I decided I wanted to do something that was going to add some value to the world. Being a British Indian woman, I have always fought for equality and strived to ensure that I have the same opportunities as other people, so I started by interning at a women’s rights organisation.
After six months, I came across an opportunity at Greenpeace. I discussed it with my brother, and he thought I should go for it. He said to me, “You’re creative and you like big challenges, which is exactly how Greenpeace is as an organisation.” I’ve been here for six years now – going for that job was really a life changing decision.
I began in a temporary role in the data team, moving on to work in communications and then the supporter engagement team. I’m now in a split role: as creative facilitator (the person who helps staff come up with creative ideas for campaign actions) and as the diversity and inclusion lead.
I love how varied my day to day involvement is with Greenpeace. Since working here, I started attending free weekly yoga classes and became the captain of the netball team. I set up a group where those who identify as a person of colour can come together and talk about their lives and experiences.
Another hobby of mine, nurtured throughout working for Greenpeace, is climbing. When I first arrived here, I took part in the free non-violent direct action training offered to all staff. It was a great opportunity to learn a new skill and take a more direct role in the movement against environmental abuse.
I first took part in actions with a low risk of arrest, but the more I did, the more I realised Greenpeace takes doing direct actions quite seriously. They’re 100% dedicated to their activists’ safety, so I decided to join the climb team and get involved with higher risk actions, where there is more risk of arrest.
I have climbed an oil-rig, a fishing ship, and a lighting gantry where we confiscated thousands of VW diesel car keys for 30 hours. I also sailed to Antarctica on one of Greenpeace’s ships as part of an expedition to Antarctica, which was an incredible experience. These actions have directly led to large corporations and industries committing to positive change.
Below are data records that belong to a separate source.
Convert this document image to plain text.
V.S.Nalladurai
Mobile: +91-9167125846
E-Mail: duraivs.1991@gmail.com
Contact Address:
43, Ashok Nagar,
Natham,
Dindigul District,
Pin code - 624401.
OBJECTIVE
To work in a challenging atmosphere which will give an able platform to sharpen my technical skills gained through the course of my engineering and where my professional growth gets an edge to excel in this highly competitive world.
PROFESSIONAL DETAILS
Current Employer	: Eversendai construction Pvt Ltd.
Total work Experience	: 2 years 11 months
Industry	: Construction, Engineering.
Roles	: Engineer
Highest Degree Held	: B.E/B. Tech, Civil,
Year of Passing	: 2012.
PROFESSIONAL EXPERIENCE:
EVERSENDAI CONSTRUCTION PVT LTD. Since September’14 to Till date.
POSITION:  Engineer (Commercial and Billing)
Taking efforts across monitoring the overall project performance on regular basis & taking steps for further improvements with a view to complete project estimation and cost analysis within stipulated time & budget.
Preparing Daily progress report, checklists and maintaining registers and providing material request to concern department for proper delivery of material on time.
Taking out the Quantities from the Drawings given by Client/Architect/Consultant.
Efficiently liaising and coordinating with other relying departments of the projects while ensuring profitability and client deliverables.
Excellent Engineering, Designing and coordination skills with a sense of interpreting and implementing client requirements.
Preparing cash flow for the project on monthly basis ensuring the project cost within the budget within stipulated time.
For me, working for Greenpeace and taking action is about standing up for the things I believe in and having a voice. As a woman of colour, I’m very aware of the fact that it’s easy for my voice to get lost, so I do these things to ensure that not just me but other people of colour – especially women – feel empowered to reject those who perpetuate inequality. Greenpeace hasn’t just given me a job, it’s given me a platform and the support I need to reach my full potential.